"Він говорив: мамуська, ми ж з тобою партизани". Мама Павла Шеремета про сина і надію на правосуддя
Меняется количество лет, прошедших со дня убийства. Но в расследовании по-прежнему остается много вопросов. Главный из которых: кто убил Павла?
Он с резонансом звучал как в Украине, так и за границей. Однако со временем родные, друзья и коллеги Шеремета остались фактически один на один со следствием.
Оно, в свою очередь, становилось все более закрытым. Отсутствие результатов, запросы, оставленные без ответов, и обвинения в спекуляциях – таким долгое время был ответ власти на справедливое требование найти убийц.
На четвертом году расследования полиция заявила про подвижки. В причастности к убийству обвинили военного музыканта, медика-волонтера и медсестру-добровольца. С этого момента дело Шеремета снова стало одним из самых резонансных. Теперь за счет общественного сопротивления официальной версии.

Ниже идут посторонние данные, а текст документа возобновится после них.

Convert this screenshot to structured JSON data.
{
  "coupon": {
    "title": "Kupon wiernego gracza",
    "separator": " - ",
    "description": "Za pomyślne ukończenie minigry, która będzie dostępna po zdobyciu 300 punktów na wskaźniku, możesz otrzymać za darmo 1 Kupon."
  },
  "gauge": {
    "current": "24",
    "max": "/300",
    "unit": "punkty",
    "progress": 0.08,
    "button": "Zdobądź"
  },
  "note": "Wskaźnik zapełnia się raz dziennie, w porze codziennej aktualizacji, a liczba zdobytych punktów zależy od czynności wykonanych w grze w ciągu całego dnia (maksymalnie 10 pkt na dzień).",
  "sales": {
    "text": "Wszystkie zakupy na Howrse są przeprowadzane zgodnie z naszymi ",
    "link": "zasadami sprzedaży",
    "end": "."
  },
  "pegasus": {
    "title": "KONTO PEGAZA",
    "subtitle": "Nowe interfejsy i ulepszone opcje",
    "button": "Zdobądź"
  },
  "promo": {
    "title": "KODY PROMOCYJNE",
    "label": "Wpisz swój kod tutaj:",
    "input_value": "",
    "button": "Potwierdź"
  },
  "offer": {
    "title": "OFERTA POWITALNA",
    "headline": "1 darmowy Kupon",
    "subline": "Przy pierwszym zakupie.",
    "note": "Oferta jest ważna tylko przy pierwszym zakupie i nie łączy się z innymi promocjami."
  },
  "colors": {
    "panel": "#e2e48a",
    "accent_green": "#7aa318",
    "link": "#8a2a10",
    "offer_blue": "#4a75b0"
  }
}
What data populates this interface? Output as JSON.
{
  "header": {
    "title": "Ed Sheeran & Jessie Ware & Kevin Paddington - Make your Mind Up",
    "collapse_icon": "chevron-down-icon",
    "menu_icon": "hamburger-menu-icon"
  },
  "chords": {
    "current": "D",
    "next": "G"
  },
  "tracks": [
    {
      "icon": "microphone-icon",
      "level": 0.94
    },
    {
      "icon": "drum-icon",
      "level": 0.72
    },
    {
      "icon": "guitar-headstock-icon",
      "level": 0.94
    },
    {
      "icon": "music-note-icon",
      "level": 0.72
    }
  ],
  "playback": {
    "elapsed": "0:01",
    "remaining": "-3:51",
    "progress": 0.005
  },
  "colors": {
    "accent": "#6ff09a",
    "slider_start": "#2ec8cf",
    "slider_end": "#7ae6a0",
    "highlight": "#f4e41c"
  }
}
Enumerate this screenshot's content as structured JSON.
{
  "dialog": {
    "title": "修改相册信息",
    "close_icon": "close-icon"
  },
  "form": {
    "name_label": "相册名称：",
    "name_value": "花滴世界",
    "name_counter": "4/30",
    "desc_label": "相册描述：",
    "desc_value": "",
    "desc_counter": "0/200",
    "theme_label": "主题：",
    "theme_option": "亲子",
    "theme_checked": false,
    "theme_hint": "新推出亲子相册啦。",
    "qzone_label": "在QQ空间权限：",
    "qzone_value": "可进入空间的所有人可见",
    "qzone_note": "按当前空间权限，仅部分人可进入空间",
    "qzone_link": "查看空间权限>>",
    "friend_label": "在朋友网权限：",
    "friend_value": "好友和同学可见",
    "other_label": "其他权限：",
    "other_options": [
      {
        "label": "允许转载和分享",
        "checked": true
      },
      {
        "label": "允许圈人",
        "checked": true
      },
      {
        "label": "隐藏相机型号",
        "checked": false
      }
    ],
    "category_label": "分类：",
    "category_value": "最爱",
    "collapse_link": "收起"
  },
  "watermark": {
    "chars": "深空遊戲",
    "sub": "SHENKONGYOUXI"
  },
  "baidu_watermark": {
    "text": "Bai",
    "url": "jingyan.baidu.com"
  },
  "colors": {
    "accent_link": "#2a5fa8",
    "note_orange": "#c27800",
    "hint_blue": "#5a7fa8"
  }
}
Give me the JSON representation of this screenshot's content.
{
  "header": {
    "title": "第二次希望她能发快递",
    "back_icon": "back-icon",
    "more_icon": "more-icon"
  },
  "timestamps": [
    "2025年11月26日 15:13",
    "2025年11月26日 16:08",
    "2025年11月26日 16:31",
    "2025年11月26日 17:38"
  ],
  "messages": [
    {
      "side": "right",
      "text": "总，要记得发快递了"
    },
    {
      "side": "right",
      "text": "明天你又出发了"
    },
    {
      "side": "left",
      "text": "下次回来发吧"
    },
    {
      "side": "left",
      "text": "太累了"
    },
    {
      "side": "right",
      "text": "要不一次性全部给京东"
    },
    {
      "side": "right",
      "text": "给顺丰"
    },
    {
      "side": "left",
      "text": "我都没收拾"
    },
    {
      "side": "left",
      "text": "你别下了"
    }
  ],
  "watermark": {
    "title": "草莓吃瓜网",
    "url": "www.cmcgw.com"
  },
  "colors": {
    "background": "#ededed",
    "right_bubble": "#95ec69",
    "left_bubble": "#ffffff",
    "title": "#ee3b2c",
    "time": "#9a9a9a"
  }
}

УП неоднократно писала о том, что версия следствия вызывает немало вопросов. И мы не можем добиться ответов – наши просьбы об интервью правоохранителей пока не увенчались успехом.
Без ответов остается и семья Павла. В Беларуси, где он родился, и в России, где какое-то время он жил и работал, они продолжают ждать правды от Украины.
Перед пятой годовщиной убийства мы поговорили с мамой Павла – Людмилой Станиславовной. Не просто о её сыне, но о человеке, которого друзья вспоминают по юмору и любви к жизни. О журналисте, говорившем правду в опасных для журналистов государствах. О личности, память о которой хранят в трех странах. И о расследовании, за которым общество пристально следит с самыми разными эмоциями.
– Людмила Станиславовна, каково это – быть мамой Павла Шеремета?
– Просто быть мамой Павла Шеремета. Просто быть мамой очень хорошего мальчика, которого я любила и берегла всю свою жизнь. Я к нему относилась просто как к своему сыну, как к очень хорошему мальчику, как к очень хорошему человеку. А дальше – достойному, у которого есть своя позиция и эту позицию он никогда не предавал.
– Когда мы прилетали к вам на годовщину в Минск, в 2017 году, меня поразило, как вы рассказывали о его рождении, о том, как он пришел в этот мир. Можете рассказать нашим читателям тоже?
– Когда он пришел, он отсалютовал этому миру. Он родился с поднятой вверх рукой. Она была у него над головой. И мне так и сказали врачи, акушерка, которая принимала, говорит – ну вот, ваш сын отсалютовал миру, что он появился. И я заплакала от счастья.
– Вы упомянули о позиции Павла и отстаивании этой позиции. Это стремление к справедливости и правде кто в Павле воспитал?
– У нас вся семья такая. Вся семья и со стороны отца Павла, и моя семья – все всегда стояли на стороне правды и боролись за нее, и отстаивали, как могли. И Павел таким же родился.
– У Павла в социальных сетях написано, что он сын партизана, внук партизана и сам партизан. Это тоже семейная история? Можете ее рассказать?
– У Павла дедушка был партизан по линии отца, и мой отец был тоже партизан, и писали о нем в газетах.
Прабабушка Павла была повешена немцами на площади в центре Осиповичей (город в Беларуси – УП). Собрали много народу на эту показательную казнь как матери партизана, которая лечила раненых, помогала партизанам, как могла.
Отец должен был ее забрать утром, но не успел. А когда пришел за ней, то она уже была повешена в центре города. И конечно, он нес эту боль через всю свою жизнь.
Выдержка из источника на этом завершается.